Builder Samsung C&T remained in focus following Thursday's announcement that it would sell 9 million common treasury shares to construction materials firm KCC Corp. The stake sale sets the scene for a battle against U.S. activist fund Elliott, which on Tuesday sought an injunction to block a takeover deal of Samsung C&T by Cheil Industries.
Shares of Samsung C&T extended losses to tumble nearly 2 percent, while Cheil Industries - the de facto holding company of Samsung Group - gained 1.1 percent.
ASX slips 0.2%
Australia's S&P ASX 200 index ended down modestly, a day after posting its biggest advance in seven weeks on the back of an upbeat jobs report.

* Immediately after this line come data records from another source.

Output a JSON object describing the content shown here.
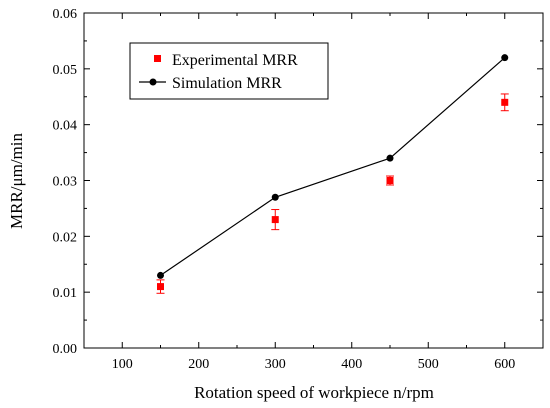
{
  "chart_data": {
    "type": "scatter",
    "title": "",
    "xlabel": "Rotation speed of workpiece n/rpm",
    "ylabel": "MRR/μm/min",
    "xlim": [
      50,
      650
    ],
    "ylim": [
      0.0,
      0.06
    ],
    "xticks": [
      "100",
      "200",
      "300",
      "400",
      "500",
      "600"
    ],
    "yticks": [
      "0.00",
      "0.01",
      "0.02",
      "0.03",
      "0.04",
      "0.05",
      "0.06"
    ],
    "grid": false,
    "legend_position": "top-left",
    "series": [
      {
        "name": "Experimental MRR",
        "marker": "square",
        "color": "#ff0000",
        "line": false,
        "x": [
          150,
          300,
          450,
          600
        ],
        "y": [
          0.011,
          0.023,
          0.03,
          0.044
        ],
        "error": [
          0.0012,
          0.0018,
          0.0008,
          0.0015
        ]
      },
      {
        "name": "Simulation MRR",
        "marker": "circle",
        "color": "#000000",
        "line": true,
        "x": [
          150,
          300,
          450,
          600
        ],
        "y": [
          0.013,
          0.027,
          0.034,
          0.052
        ]
      }
    ]
  }
}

For the week, the Sydney bourse notched up 0.85 percent.
Iron ore prices hitting fresh four month highs of $65.40 a tonne did little to help miners; Fortescue Metals and Rio Tinto receded nearly 1 percent each, while BHP Billiton erased 1.2 percent after Thursday's huge gains.
The healthcare sector outperformed the bourse, with Healthscope and Medibank up 1.5 percent each.
The S&P BSE Sensex and the 50-share Nifty index finished up 0.2 percent ahead of the release of consumer price inflation later in the day. When released, the data showed that India's retail inflation edged up to 5.01 percent in May.
Industrial production for April came in at 4.1 percent, compared to the same period last year.